Tout est né de son intérêt pour le spectacle vivant, d'une rencontre avec un comédien, de conversations émouvantes et d'une envie soudaine de partir en Afrique, dans une ville qu'elle connaissait déjà ... et d'y aller comme romancière.
On lui répondit simplement : c'est l'envie qui compte (j'entends qui conte). Elle fut acceptée d'emblée par le groupe qui ne la connaissait pas et qui ne la découvrit qu'à Roissy 3, qu'elle désigne sous le terme d'aéroport des pauvres.
Si on y va en acceptant de se débarrasser de nos clichés on rencontre quelque chose de très fort, confie-t-elle. Avec le sentiment d'assister à une fabrique, une "apparition".
Elle raconte ce qui est une forme de résidence d'auteur, un peu surprenante, non académique, dans une position d'observatrice silencieuse et intéressée qui se légitimera au fil du temps en prenant le rôle de "regard extérieur". Cette fonction n'est pas encore très courante en France même si on la remarque parfois au générique de certaines pièces. Elle est totalement banale en Allemagne.

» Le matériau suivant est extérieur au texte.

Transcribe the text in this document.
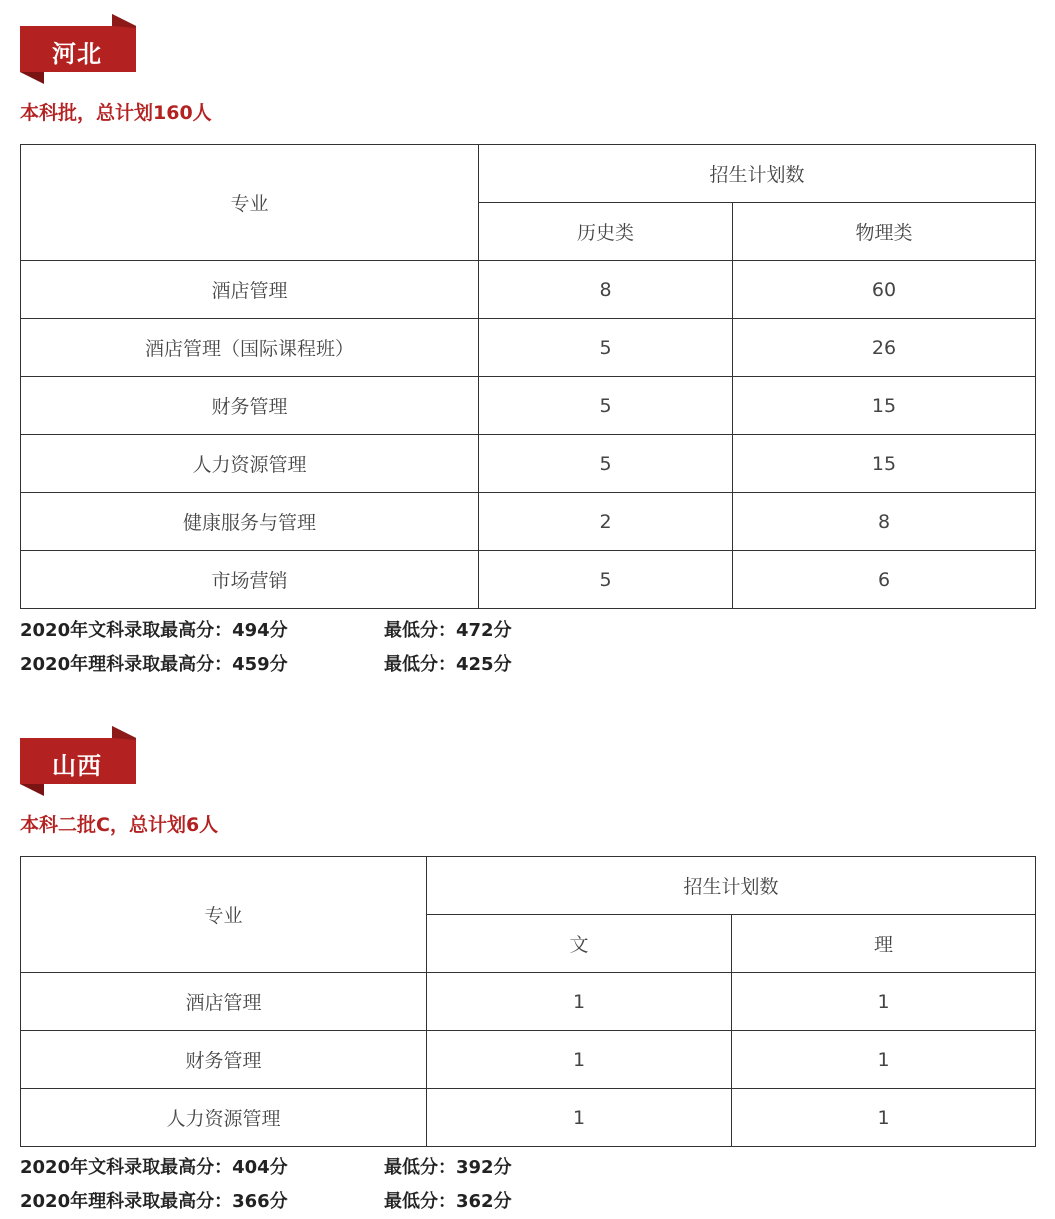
河北
本科批，总计划160人
专业	招生计划数	
	历史类	物理类
酒店管理	8	60
酒店管理（国际课程班）	5	26
财务管理	5	15
人力资源管理	5	15
健康服务与管理	2	8
市场营销	5	6
2020年文科录取最高分：494分	最低分：472分
2020年理科录取最高分：459分	最低分：425分
山西
本科二批C，总计划6人
专业	招生计划数	
	文	理
酒店管理	1	1
财务管理	1	1
人力资源管理	1	1
2020年文科录取最高分：404分	最低分：392分
2020年理科录取最高分：366分	最低分：362分
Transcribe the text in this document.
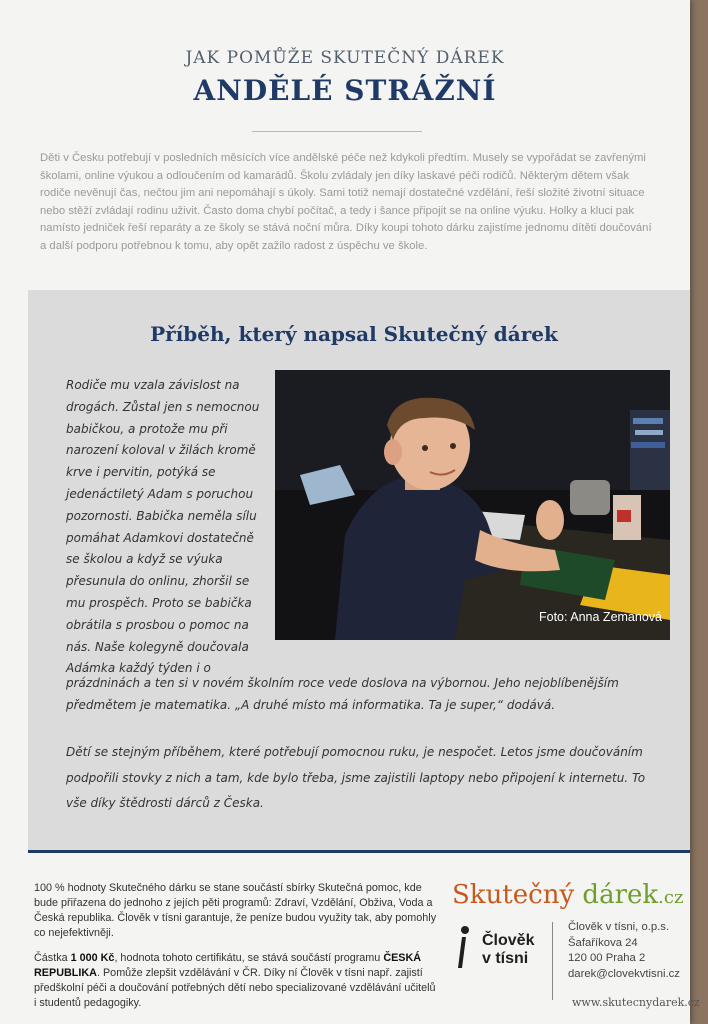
JAK POMŮŽE SKUTEČNÝ DÁREK
ANDĚLÉ STRÁŽNÍ
Děti v Česku potřebují v posledních měsících více andělské péče než kdykoli předtím. Musely se vypořádat se zavřenými školami, online výukou a odloučením od kamarádů. Školu zvládaly jen díky laskavé péči rodičů. Některým dětem však rodiče nevěnují čas, nečtou jim ani nepomáhají s úkoly. Sami totiž nemají dostatečné vzdělání, řeší složité životní situace nebo stěží zvládají rodinu uživit. Často doma chybí počítač, a tedy i šance připojit se na online výuku. Holky a kluci pak namísto jedniček řeší reparáty a ze školy se stává noční můra. Díky koupi tohoto dárku zajistíme jednomu dítěti doučování a další podporu potřebnou k tomu, aby opět zažilo radost z úspěchu ve škole.
Příběh, který napsal Skutečný dárek
Rodiče mu vzala závislost na drogách. Zůstal jen s nemocnou babičkou, a protože mu při narození koloval v žilách kromě krve i pervitin, potýká se jedenáctiletý Adam s poruchou pozornosti. Babička neměla sílu pomáhat Adamkovi dostatečně se školou a když se výuka přesunula do onlinu, zhoršil se mu prospěch. Proto se babička obrátila s prosbou o pomoc na nás. Naše kolegyně doučovala Adámka každý týden i o
Foto: Anna Zemanová
prázdninách a ten si v novém školním roce vede doslova na výbornou. Jeho nejoblíbenějším předmětem je matematika. „A druhé místo má informatika. Ta je super,“ dodává.
Dětí se stejným příběhem, které potřebují pomocnou ruku, je nespočet. Letos jsme doučováním podpořili stovky z nich a tam, kde bylo třeba, jsme zajistili laptopy nebo připojení k internetu. To vše díky štědrosti dárců z Česka.

100 % hodnoty Skutečného dárku se stane součástí sbírky Skutečná pomoc, kde bude přiřazena do jednoho z jejích pěti programů: Zdraví, Vzdělání, Obživa, Voda a Česká republika. Člověk v tísni garantuje, že peníze budou využity tak, aby pomohly co nejefektivněji.

Částka 1 000 Kč, hodnota tohoto certifikátu, se stává součástí programu ČESKÁ REPUBLIKA. Pomůže zlepšit vzdělávání v ČR. Díky ní Člověk v tísni např. zajistí předškolní péči a doučování potřebných dětí nebo specializované vzdělávání učitelů i studentů pedagogiky.

Skutečný dárek.cz
Člověk
v tísni
Člověk v tísni, o.p.s.
Šafaříkova 24
120 00 Praha 2
darek@clovekvtisni.cz
www.skutecnydarek.cz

Elle est la-bas la toubadou qui va dormir au Cheval Blanc, qui comme son nom l'indique est l'hôtel des Blancs. Elle sera quelqu'un d'étrange qui est devenu familier tout en conservant son étrangeté. Cette position lui a permis de saisir que le premier texte qui avait écrit pour être joué au Mali amenait les comédiens à entrer dans la vision de l'Afrique vue par des occidentaux. Le projet a ensuite été entièrement remanié.
C'est annoncé comme un "récit" mais c'est bien le roman de cette aventure, la version habitée de l'auteur. Sans censure ni omission. C'est toute l'Afrique que l'on y retrouve, sa beauté, ses couleurs (l'ocre en particulier), les bagages en volume débordant comme un chou-fleur sur le toit des autos, les sacs de plastique noirs comme des corbeaux accrochés aux branches par le vent, les grappes fébriles d'enfants, la chaleur, la poussière et la saleté, les maladies, l'épuisement, la mafia aéroportuaire.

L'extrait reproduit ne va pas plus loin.